Encapsulation et émulsions stables grâce à des membranes autoassemblées de polymères
Les émulsions d’huile dans l’eau ou vice-versa sont des formulations très courantes de l’industrie cosmétique, pharmaceutique et agro-alimentaire. La stabilité des gouttelettes d’un liquide dans l’autre est un aspect essentiel de ces formulations à deux phases. Des chercheuses et chercheurs du SIMM et de Gulliver à l’ESPCI Paris (ESPCI/CNRS) et du LOMA (CNRS/Université de Bordeaux) ont exploré la croissance spontanée de membranes obtenues par autoassemblage de chaînes de polymères pour stabiliser les interfaces eau-huile. Les membranes obtenues sont biocompatibles, exceptionnellement stables dans le temps et facilement modulables. Ces résultats, parus dans la revue ACS Macro Letters, ouvrent de nombreuses possibilités de dispersion contrôlée, relargage, encapsulation dans les milieux liquides, y compris biologiques.

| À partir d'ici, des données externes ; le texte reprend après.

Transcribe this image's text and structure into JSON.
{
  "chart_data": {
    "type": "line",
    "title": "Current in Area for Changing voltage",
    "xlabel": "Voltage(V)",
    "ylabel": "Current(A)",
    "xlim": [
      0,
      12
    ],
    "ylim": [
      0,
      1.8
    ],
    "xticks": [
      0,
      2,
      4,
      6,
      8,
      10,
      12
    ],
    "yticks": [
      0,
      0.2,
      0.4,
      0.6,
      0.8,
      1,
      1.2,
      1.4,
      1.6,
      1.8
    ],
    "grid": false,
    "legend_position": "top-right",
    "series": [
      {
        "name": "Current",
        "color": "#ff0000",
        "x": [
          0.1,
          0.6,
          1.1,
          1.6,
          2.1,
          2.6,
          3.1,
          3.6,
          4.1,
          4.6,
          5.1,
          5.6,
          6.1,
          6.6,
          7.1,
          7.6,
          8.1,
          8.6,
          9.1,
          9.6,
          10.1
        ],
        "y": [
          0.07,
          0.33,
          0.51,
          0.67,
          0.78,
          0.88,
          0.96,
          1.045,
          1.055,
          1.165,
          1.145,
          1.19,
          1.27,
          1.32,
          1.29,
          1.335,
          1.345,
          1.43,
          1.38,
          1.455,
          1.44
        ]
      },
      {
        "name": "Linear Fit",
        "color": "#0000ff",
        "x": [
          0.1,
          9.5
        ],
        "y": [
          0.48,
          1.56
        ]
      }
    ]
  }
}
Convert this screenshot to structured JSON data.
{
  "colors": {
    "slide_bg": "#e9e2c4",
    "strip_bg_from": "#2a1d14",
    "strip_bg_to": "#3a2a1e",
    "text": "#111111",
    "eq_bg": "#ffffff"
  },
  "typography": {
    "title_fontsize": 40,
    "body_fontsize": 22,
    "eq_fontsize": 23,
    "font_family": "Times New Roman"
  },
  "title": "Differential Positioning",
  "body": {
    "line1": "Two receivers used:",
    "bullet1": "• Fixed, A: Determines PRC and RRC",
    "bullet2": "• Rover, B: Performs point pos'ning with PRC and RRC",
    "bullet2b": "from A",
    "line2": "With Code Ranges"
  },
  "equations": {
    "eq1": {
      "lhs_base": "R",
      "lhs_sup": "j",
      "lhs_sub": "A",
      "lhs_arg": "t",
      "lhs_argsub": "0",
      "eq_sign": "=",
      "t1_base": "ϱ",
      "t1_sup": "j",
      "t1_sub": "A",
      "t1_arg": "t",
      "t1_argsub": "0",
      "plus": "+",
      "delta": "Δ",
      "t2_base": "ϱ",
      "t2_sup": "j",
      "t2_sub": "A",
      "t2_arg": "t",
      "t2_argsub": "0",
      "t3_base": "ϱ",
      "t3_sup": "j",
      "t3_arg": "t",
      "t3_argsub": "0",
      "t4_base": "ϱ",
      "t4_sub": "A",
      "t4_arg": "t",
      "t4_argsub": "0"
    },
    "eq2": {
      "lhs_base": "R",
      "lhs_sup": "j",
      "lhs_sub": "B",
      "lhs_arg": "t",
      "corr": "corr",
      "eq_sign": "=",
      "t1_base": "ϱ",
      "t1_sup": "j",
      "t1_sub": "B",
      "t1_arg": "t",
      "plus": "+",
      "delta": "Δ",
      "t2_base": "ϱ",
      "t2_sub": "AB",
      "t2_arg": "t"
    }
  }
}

Lorsque deux liquides sont non-miscibles, disperser l’un dans l’autre nécessite de l’énergie pour vaincre la tendance naturelle des systèmes à minimiser leurs contacts. Si l’agitation est une solution transitoire, la stabilisation d’une dispersion fine ne peut s’obtenir qu’à l’aide d’un agent de surface, appelé tensioactif, qui se localise préférentiellement aux interfaces où il forme une membrane moléculaire qui stabilise des gouttelettes du liquide minoritaire. Si le savon est sans doute le tensioactif par excellence connu de tous, ces agents d’interface sont omniprésents dans les formulations cosmétiques où l’on cherche à associer molécules hydrophiles et lipophiles dans un même milieu. L’encapsulation d’un liquide dans des membranes de surfactants est aussi très recherchée pour l’industrie agroalimentaire ou pharmaceutique, notamment dans les vaccins. De nombreux scientifiques s’intéressent donc à la stabilité des membranes de surfactants. Une solution très prometteuse est l’autoassemblage de deux types de chaînes de polymères solubles, l’un en phase aqueuse, l’autre dans l’huile, et qui peuvent se lier entre eux par des interactions électrostatiques ou des liaisons hydrogène.
Récemment, des chercheurs des laboratoire des Sciences et ingénierie de la matière molle et Gulliver (CNRS/ESPCI Paris) et du Laboratoire onde et matière d’Aquitaine (CNRS/Université de Bordeaux) ont démontré la formation de membranes extrêmement stables aux interfaces eau-huile par autoassemblage de chaînes de poly(acide méthacrylique) (PMAA, hydrosoluble) et poly(propylène oxyde) (PPO, liposoluble), deux polymères biocompatibles. Lorsque les deux liquides contenant, pour l’un, des chaînes de PMAA, et pour l’autre, de PPO, sont mis en contact, les chaînes de polymère diffusent spontanément à l’interface pour y former, d’abord, une couche moléculaire, puis, progressivement, une membrane de plusieurs microns d’épaisseur, sorte de réseau de chaînes de polymères enchevêtrées et liées entre par des liaisons hydrogène. Cette membrane très solide se reforme instantanément si elle est rompue et est modulable voire dissociable en jouant sur le pH, la longueur des chaînes ou la température. Ces résultats et la meilleure compréhension des mécanismes de complexation interfaciale qui en découlent sont à retrouver dans la revue ACS Macro Letters.